LONDON (Parliament Politics Magazine) – This morning, Boris Johnson is chairing the cabinet. Johnson will direct the ministers to focus on the cost of living crisis, according to a long press release from No. 10.
The press releases from Downing Street are usually quite dull, but this one was anything but. Here’s an excerpt from the book.
Johnson will urge his cabinet colleagues and departments to focus their efforts on finding new methods to relieve household financial strains, promoting available but underutilised assistance, and assisting individuals in finding high-quality, well-paid employment across the UK.
People across the country are already benefiting from increased financial assistance this month, including immediate assistance with energy costs through the £150 council tax rebate, an increase in the National Living Wage, and the largest reduction in fuel duty in cash terms. This year, a total of £22 billion in aid will be made available.
The PM will push ministers to keep working hard to lower living costs without depending entirely on fresh government spending. High levels of public debt as a result of unprecedented support during the pandemic, as well as rising inflation and interest rates, imply they must maintain fiscal management rather than burden future generations with more debt.
The press release enlists three things that ministers are doing to help people cope with the living cost crisis, but they are all minor steps, and the reference to asking ministers to “double down on exploring innovative” solutions suggests that No 10 is desperate for new ideas.

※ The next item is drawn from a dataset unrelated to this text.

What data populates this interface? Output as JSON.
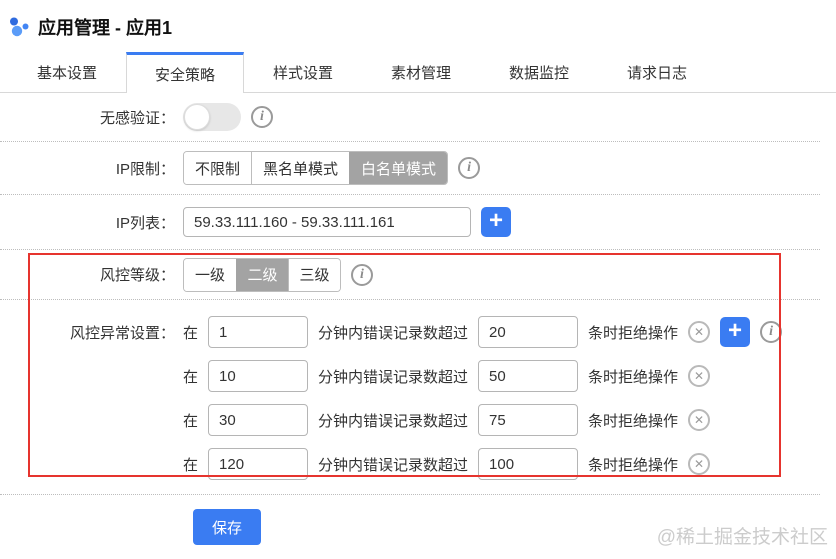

That could not instil a lot of confidence. Many of us don’t have a solution to the rising cost of living, but Johnson is the Prime Minister of the United Kingdom, and he’s in charge of a government. He is not a think tank.
No. 10 lists three “non-fiscal” steps that it is already implementing to assist people.
- Encouraging people to double-check that they are claiming all of the benefits they are entitled to. For instance, according to the estimation, about 1.3 million families are taking advantage of government support through tax-free childcare, which provides up to £2,000 towards childcare costs per year, and there is still an estimation that 850,000 eligible households who are not claiming pension credit, which could be worth over £3,300 per year for pensioners, the report says.
- Stopping universal credit deductions for energy bills. The government claims that this approach will offer claimants more time to talk to energy companies about how to pay increased costs.
- Calling on private businesses to do their share. No 10 says that the ministers won’t hesitate to act down on inappropriate behaviour taking place within industry, where they are unfairly driving up costs for hardworking people.
Today’s endeavour is a tacit acknowledgement, as Jessica Elgot writes in her overnight piece, that Rishi Sunak’s spring speech failed to adequately address the cost of living crisis.
This is the day’s schedule
Boris Johnson takes the chair of the cabinet in the morning.
10 a.m.: The government’s main scientific adviser, Sir Patrick Vallance, testifies before a Lords committee on climate change.
10.45 a.m.: Commons leader Mark Spencer and Cabinet Office minister Michael Ellis testify before the Commons standards committee on the overhaul of the MPs’ code of conduct.
11 a.m.: An official of the National Farmers Union and other specialists testify before the House of Commons international trade committee about the trade agreement with Australia.
11.30 am: Downing Street hosts a lobby briefing.
11.30 a.m.: Foreign Secretary Liz Truss receives questions in the Commons.
Afternoon: Peers debate Commons changes to the nationality and borders bill in the afternoon. They will also consider Commons amendments to the building safety bill, the health and care bill, and the police, crime, sentencing, and courts bill in an intense round of “ping pong” (the process in which bills shuttle between the Lords and the Commons until outstanding disagreements can be resolved).